Gli scandali degli ultimi giorni hanno fatto cadere ieri due teste. Non sono quelle del vicepremier Angelino Alfano, ministro dell’Interno finito nel mirino per il rimpatrio in Kazakhstan di moglie e figlia del dissidente Ablyazov, né di Roberto Calderoli, vicepresidente del Senato reo di aver insultato il ministro Kyenge. La legge giustizialista che pretende colpevoli e capri espiatori ha ghigliottinato due alti funzionari del Viminale: il capo di gabinetto e il capo della segreteria del dipartimento di pubblica sicurezza.
Sono loro i vertici dell’operazione che ha portato all’espulsione di fine maggio. La relazione del capo della polizia, Alessandro Pansa, si ferma a loro. Si blocca dunque una porta prima dell’ufficio del ministro, individuando nel suo capo di gabinetto (che ricevette l’ambasciatore del Kazakhstan e verosimilmente ne raccolse i suggerimenti operativi) il responsabile ultimo.
Alfano è salvo, rimane ministro dell’Interno, ma a prezzo di una giustificazione che in realtà non dovrebbe mai giustificare nulla: le cose si sono svolte a sua insaputa. Egli ignorava. Il governo (dunque nemmeno la Farnesina di Emma Bonino, sempre così attenta alla difesa dei diritti umani) non era stato informato. Tuttavia l’esecutivo regge, non cade, puntellato da troppi interessi concomitanti benché di segno diverso.

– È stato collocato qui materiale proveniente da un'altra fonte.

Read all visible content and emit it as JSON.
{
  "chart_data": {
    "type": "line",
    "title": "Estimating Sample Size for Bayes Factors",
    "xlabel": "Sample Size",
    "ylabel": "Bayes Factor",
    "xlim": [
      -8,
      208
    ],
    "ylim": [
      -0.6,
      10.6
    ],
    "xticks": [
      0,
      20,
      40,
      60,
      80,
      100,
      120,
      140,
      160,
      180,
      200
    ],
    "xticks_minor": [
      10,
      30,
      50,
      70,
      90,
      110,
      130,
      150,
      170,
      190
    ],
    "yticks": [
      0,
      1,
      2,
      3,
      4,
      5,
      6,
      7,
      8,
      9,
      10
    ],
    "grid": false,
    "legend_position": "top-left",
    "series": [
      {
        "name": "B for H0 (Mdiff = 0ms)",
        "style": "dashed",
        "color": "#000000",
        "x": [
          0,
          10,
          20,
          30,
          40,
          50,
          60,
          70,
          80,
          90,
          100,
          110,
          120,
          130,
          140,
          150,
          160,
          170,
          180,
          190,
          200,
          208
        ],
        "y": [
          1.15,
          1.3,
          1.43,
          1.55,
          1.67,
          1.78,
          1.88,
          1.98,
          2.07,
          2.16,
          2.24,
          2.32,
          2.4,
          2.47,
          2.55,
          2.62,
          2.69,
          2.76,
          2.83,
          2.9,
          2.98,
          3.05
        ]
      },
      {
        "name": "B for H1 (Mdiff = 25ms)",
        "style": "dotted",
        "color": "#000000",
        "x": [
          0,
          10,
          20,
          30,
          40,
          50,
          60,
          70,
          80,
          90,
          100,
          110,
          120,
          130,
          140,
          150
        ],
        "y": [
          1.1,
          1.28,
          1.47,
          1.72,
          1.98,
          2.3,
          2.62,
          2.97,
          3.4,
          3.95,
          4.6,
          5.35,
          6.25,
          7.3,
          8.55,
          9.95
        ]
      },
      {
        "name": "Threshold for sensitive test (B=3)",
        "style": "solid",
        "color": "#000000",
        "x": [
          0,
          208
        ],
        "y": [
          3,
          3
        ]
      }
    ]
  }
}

«A mia insaputa». Questa giustificazione non era servita a Claudio Scajola per conservare il posto di ministro quando scoppiò lo scandalo dell’appartamento al Colosseo comprato a prezzi di favore. Molto più recentemente, l’ingenua ignoranza non è bastata a Josefa Idem per restare ministro allorché si è saputo della disinvoltura con cui lei (o il marito, o i suoi consulenti fiscali) avevano trattato una materia cui gli italiani sono oggi molto sensibili: le tasse sulla casa.
Alfano resta ministro perché le dimissioni avrebbero comportato la caduta del governo. L’addio di Alfano equivaleva ad ammettere che aveva mentito, e prima di lui aveva mentito anche il capo della polizia (la cui relazione sulla vicenda è stata consegnata con un giorno di anticipo rispetto al previsto e resa pubblica quasi immediatamente): non va dimenticato che Pansa è stato nominato da poche settimane con consenso bipartisan dopo lunghe diatribe tra Pd e Pdl.
Il governo si salva a prezzo di rivelare che i suoi ministri vengono tagliati fuori da decisioni-chiave e che un dicastero importante come l’Interno è una macchina fuori controllo. Il Viminale non era stato in grado di accertare che Ablyazov era un dissidente e un rifugiato politico: forse sarebbe bastato un giro veloce su Google.
La brutta figura internazionale dunque rimane, anche se il ministro Bonino ha convocato l’ambasciatore kazako per chiarimenti. Tanto più che sempre ieri l’Unione europea ha chiesto ragguagli sulla vicenda e su eventuali violazioni dei diritti delle persone rimpatriate.
Il Pdl minimizza puntando il dito sulla coincidenza di tanti interessi: i rapporti commerciali con il Kazakhstan − soprattutto le forniture di gas − che fanno gola ad altri Paesi e il fremere di Matteo Renzi, il quale (assieme al «partito di Repubblica» che ne è diventato il principale sponsor) attende la caduta del governo Letta per subentrarvi. Il Pd tace, diviso tra l’insofferenza verso un governo sempre più affaticato e lontano, e l’ossequio alla volontà quirinalizia di tirare avanti. Oggi è Renzi l’avversario più pericoloso per Letta. Fatto sta che l’esecutivo è indebolito dall’intrigo kazako e non si avvicina nelle condizioni migliori al momento in cui la Cassazione dirà l’ultima parola sul processo Mediaset e la condanna di Silvio Berlusconi.